Each user lives in one specific location and can have two status - either save or complete a sport. Users can write a review for a completed sport, and each review is tied to one user-sport combination. Users can like others’ reviews, but only once per review. Sports are located in exactly one location and can need none or multiple pieces of equipment. Sports can also have a related piece of equipment.
### Potential Interaction Flow
The user can search for the outdoor activities they want by the sports category, location, difficulty, prices, and ratings, etc., and find out the equipment they need. They can then save the sport for later like a bookmark. After participating in an activity, they can then leave a review to share their experience, which will then mark this specific sport as completed. Users can also interact with each other by ‘liking’ other’s review’s. At the same time, users who discover new activity locations can add them into the database, making the system more diverse and comprehensive.
# Getting Started
## Installation:
1. Clone this repository to your system.
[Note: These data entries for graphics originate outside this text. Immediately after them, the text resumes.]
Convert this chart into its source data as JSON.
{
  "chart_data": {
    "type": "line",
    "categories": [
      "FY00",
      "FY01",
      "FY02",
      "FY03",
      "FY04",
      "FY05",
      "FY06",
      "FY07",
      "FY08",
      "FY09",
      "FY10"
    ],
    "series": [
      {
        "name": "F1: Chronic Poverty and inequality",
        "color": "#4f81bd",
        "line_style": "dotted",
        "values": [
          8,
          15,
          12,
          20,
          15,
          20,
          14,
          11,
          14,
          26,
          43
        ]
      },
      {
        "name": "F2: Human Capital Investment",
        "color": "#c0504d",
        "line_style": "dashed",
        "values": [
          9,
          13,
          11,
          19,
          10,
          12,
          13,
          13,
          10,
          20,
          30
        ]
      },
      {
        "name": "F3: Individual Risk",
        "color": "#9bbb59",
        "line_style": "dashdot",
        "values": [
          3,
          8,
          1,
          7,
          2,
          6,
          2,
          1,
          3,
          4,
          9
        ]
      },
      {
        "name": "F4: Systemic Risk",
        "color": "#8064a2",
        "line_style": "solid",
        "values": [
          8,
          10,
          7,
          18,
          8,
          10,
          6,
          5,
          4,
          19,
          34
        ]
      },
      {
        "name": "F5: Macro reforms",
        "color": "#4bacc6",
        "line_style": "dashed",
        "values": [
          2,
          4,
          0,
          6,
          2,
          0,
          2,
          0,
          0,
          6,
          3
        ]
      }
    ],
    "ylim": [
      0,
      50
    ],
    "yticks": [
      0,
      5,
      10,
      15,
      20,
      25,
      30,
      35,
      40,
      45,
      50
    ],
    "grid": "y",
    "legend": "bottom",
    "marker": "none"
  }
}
In the console, type in `git clone https://github.com/MatthewLabasan/sport-search.git`
2. From the terminal, `cd` to the `webserver` folder and run `pip install -r requirements.txt`
3. Open `server.py` and add your database URI to line 31. Ensure the database schema matches the schema included above.
4. Run `python server,py` in the `webserver` folder to start the program!
# Reflection
### Difficulties Encountered
1. Fitting the constraints, where we needed to include 5-7 entities and 5-7 relationships. This pushed us to think critically about how each entity would interact with each other as well as how we can map these relationships and interactions
2. Developing the right queries based on the search criteria given through the search form
3. Populating the database with placeholder data for testing
4. Getting familiar with Flask
### What I Learned
Through this project, I gained skills and knowledge in best practices for developing scalable ER diagrams, and how to translate them into SQL! I learned how to properly query this data and utilize libraries such as SQLAlchemy to work with raw SQL in frameworks such as Flask, giving me a greater understanding of what is happening under the hood when working with frameworks/libraries that provide an ORM, such as Django. Overall, this was a fun project that allowed me to not only use the skills I learned in class to develop a useful application, but also build on what I have learned through previous software development projects and really understand what is going on under the hood.
# Notes
__Routes__: Due to the time constraints of this project, API routes are placed directly into the `server.py` file. An attempt was made to compartmentalize routes for the home page, however the rest are left in the `server.py` file.
__Locations__: When adding a new sport, coordinates will need to be in the form `latitude, longitude`. A Python library will handle converting these coordinates into real metadata.